# Suche Altes Zombie Spiel!



## Mister Floppy (14. Januar 2010)

Guten Morgen miteinander,

Suche ein Spiel das vor etlichen Jahren, in den Neunzigern auf einer Snakebyte CD Rom zu finden war ( Darauf war auch Jazz Jackrabbit).
Das Spiel handelte von einem blonden Jungen mit roter Mütze in Pyjama ( Gott ich hoffe das ist richtig geschrieben) der es mit Zombies aufnahm ( Kann mich nur an grüne Zombies mit blauen Haaren erinnern).

Weiß evtl. jemand Rat?


----------



## Veriquitas (14. Januar 2010)

Ich glaub ich weiss welches  du meinst das gab es auch schonmal für Snes mit  Junge und Mädchen nur weis ich net wie es heisst.


----------



## boerigard (14. Januar 2010)

Veriquitas schrieb:


> Ich glaub ich weiss welches  du meinst das gab es auch schonmal für Snes mit  Junge und Mädchen nur weis ich net wie es heisst.


Zombies Ate My Neighbors?
Ja, aber das meint er nicht, denn davon gab es keine PC-Portierung.


----------



## Mister Floppy (14. Januar 2010)

Ich kann mich noch dran erinnern, dass eines der frühen level ein altes verlassenes Haus war, dort gabs ne Treppe und sobald man draufstand klappten alle stufen runter und man rutsche die Treppe hinab.


----------



## Sethosh (14. Januar 2010)

Du meinst Monster Bash von Apogee Soft. Das war geil ;D
Das Teil hatte damals schon derbe Splattereffekte...

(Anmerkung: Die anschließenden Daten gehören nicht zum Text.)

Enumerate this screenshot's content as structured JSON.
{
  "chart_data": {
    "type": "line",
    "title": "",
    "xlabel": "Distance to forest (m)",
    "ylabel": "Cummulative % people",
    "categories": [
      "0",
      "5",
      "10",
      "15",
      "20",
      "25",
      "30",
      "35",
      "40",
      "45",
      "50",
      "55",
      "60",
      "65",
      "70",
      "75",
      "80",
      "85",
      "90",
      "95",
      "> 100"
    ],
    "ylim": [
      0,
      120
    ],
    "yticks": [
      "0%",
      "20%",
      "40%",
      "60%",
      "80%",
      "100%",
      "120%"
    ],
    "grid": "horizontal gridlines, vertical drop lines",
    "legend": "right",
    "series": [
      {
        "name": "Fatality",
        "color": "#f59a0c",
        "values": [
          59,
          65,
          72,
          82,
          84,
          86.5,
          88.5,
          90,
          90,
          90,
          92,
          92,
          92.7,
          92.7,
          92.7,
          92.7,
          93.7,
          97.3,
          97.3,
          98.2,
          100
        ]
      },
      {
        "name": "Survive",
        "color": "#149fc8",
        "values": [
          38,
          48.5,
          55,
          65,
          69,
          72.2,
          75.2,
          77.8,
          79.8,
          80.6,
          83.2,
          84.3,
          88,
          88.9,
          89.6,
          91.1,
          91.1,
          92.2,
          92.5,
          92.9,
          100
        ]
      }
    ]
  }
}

http://img.bomul.com/data_img/pds/screenshot/screen_39444_Monster_Bash_1.jpg

ich hab damals einige von denen ihren games gezockt. empfehlenswert ist auch:
Halloween Harry - Alien Carnage, Hocus Pocus, Jazz Jackrabbit (Teil 1, die anderen waren nimmer so dolle), Galactix und Duke Nukem 2 war auch echt geil 
Damn ich war damals netmal 7 Jahre alt...


----------



## Mister Floppy (15. Januar 2010)

Sethosh schrieb:


> Du meinst Monster Bash von Apogee Soft. Das war geil ;D
> Das Teil hatte damals schon derbe Splattereffekte...
> 
> http://img.bomul.com/data_img/pds/screenshot/screen_39444_Monster_Bash_1.jpg
> ...



OMG ja das ist es!!! Danke 

Das war damals auf ner alten Snakebyte CD zusammen mit Jazz Jackrabbit 1, Raptor - Call of the Shadows usw.

Du glaubst gar nicht wie dankbar ich bin .


----------



## Sethosh (15. Januar 2010)

also ob ich jazz jackrabbit hab, weiß ich nimmer, aber raptor hab ich noch irgendwo rumliegen ;D
btw. manche der alten games gibts mittlerweile umsonst und legal im internet.


----------